Wien (OTS) - Heinisch-Hosek ist scheinbar wichtig, Väter und ihre Familien, die den Vatertag als Würdigung ihrer Leistungen feiern wollen, herabzusetzen und in Zusammenhang mit Rechtsextremismus und ihrer eigenen Gewaltpropaganda zu bringen.

Die kinderlose Ministerin produziert in Eigenregie einen Geschlechterkampf, von dem eine kleine, politisch aggressive Gruppe profitiert. Ziel ist offenkundig darzustellen, dass Männer und Väter rechts und somit böse sind, Frauen jedoch links und somit gut.

"Väter ohne Rechte" weist darauf hin, dass ein Großteil seines Vorstandes aus sozialdemokatischem Hause kommt, der aber leider von der im Fall des Familienrechts gar nicht sozialen SPÖ definitiv auch nicht vertreten wird. Gleichzeitig bestehen gute Kontakte zur SPÖ-Basis, wie sich vor kurzem anlässlich eines Infostandes bei einer SPÖ-Veranstaltung in Oberwart (mit Herrn Faymann und Herrn Darabos) gezeigt hat:
www.youtube.com/watch?v=n_JGumD52y4&feature=youtu.be.

Dazu auch ein Zitat eines SPÖ-Mitgliedes: "Ich verstehe Euch Väterrechtler, ich sehe meine Enkelin auch seit Jahren nicht."

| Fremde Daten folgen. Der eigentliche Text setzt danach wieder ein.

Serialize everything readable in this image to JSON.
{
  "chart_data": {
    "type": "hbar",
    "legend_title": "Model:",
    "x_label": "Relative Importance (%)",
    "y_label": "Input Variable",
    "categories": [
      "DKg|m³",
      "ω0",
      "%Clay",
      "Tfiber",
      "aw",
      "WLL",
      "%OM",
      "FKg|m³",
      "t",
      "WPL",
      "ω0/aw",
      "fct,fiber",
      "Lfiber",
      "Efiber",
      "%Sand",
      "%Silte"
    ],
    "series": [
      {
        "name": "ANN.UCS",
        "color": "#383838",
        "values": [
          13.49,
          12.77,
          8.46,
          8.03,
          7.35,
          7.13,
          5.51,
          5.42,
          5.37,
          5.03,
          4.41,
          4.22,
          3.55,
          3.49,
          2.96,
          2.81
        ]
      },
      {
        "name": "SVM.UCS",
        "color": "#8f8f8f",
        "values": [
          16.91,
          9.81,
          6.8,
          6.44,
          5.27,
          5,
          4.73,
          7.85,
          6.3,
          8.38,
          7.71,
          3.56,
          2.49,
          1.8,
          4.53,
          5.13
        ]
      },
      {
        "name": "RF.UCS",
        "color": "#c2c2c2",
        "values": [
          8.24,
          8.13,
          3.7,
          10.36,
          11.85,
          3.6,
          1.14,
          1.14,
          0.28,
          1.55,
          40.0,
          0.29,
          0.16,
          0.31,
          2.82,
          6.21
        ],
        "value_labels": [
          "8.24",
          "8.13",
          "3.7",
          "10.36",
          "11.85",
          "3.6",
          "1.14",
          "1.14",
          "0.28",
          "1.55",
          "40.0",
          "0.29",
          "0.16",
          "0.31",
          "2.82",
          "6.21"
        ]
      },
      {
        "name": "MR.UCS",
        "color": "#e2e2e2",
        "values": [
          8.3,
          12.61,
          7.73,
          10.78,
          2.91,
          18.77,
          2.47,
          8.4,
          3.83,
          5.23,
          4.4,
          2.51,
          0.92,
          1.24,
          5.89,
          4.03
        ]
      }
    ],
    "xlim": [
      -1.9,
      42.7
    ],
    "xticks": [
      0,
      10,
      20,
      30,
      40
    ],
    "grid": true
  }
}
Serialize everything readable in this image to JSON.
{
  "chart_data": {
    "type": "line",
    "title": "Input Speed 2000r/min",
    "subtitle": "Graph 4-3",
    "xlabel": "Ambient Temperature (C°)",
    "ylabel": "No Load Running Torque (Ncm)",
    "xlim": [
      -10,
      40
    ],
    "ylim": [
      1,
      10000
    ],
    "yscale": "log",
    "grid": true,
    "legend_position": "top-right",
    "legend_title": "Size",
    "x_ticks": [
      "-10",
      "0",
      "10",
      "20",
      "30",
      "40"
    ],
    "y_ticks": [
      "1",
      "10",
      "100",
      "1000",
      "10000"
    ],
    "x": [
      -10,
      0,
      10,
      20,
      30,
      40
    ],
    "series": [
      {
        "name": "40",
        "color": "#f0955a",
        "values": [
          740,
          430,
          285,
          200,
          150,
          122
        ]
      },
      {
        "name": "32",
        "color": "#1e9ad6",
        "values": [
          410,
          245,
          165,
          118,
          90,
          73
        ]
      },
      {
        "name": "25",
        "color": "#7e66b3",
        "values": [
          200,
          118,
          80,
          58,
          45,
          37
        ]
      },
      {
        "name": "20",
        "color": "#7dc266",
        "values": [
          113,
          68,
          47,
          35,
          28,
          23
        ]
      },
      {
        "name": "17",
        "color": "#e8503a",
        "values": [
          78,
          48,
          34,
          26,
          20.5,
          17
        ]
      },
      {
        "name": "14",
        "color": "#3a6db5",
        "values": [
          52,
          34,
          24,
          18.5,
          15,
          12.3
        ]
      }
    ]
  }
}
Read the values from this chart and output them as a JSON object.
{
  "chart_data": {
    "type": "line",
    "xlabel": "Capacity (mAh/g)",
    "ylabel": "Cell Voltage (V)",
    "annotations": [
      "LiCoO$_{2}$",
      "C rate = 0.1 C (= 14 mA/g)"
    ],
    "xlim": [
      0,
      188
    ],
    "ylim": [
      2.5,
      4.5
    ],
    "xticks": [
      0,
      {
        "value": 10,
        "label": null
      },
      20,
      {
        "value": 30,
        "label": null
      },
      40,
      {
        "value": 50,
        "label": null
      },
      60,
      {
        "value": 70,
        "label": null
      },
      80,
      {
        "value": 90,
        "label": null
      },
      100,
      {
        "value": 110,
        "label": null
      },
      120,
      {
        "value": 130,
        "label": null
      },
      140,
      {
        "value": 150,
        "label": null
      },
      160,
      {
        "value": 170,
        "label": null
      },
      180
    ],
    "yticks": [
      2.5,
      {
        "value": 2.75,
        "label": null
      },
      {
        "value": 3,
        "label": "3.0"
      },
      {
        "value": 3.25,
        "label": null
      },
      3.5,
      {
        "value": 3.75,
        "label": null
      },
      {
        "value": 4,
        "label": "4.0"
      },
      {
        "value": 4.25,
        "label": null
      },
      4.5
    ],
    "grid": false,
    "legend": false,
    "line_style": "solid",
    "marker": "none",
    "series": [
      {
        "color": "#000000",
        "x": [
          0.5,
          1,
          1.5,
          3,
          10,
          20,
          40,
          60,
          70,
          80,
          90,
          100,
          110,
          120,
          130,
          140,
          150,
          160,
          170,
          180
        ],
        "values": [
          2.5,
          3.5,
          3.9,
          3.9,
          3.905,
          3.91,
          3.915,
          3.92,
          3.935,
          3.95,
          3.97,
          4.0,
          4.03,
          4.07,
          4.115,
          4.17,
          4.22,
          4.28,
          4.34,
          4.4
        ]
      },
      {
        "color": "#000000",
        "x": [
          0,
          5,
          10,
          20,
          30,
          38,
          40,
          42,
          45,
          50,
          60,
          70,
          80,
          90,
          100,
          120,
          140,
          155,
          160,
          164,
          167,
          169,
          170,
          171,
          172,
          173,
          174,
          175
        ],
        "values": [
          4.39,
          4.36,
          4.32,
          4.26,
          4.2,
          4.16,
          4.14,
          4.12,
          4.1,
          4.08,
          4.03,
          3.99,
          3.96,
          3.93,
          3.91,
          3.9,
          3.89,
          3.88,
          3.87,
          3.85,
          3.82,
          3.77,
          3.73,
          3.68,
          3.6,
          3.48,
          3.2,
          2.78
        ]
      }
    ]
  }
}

Erwähnt sei auch, dass 40% der Väter ohne Rechte - Mitglieder und -Interessenten Frauen sind. Man sollte also - korrekt gegendert - von "VäterrechtlerInnen" sprechen (oder zumindest die Frau Bundesminister sollte das tun).

Des weiteren möchten wir auf die brandaktuelle Studie aus Deutschland hinweisen, die zeigt, dass Gewalt nahezu gleichermaßen von Frauen und Männern ausgeübt wird. Der Befund: Frauen sind "häufiger als Männer Ausübende körperlicher Partnergewalt, aber auch Ausübende von Gewalt gegenüber sonstigen Familienmitgliedern".
http://www.ots.at/redirect/spiegel2 . Fakten, die, wenn überhaupt,
wohl erst nach der Nationalratswahl beachtet werden.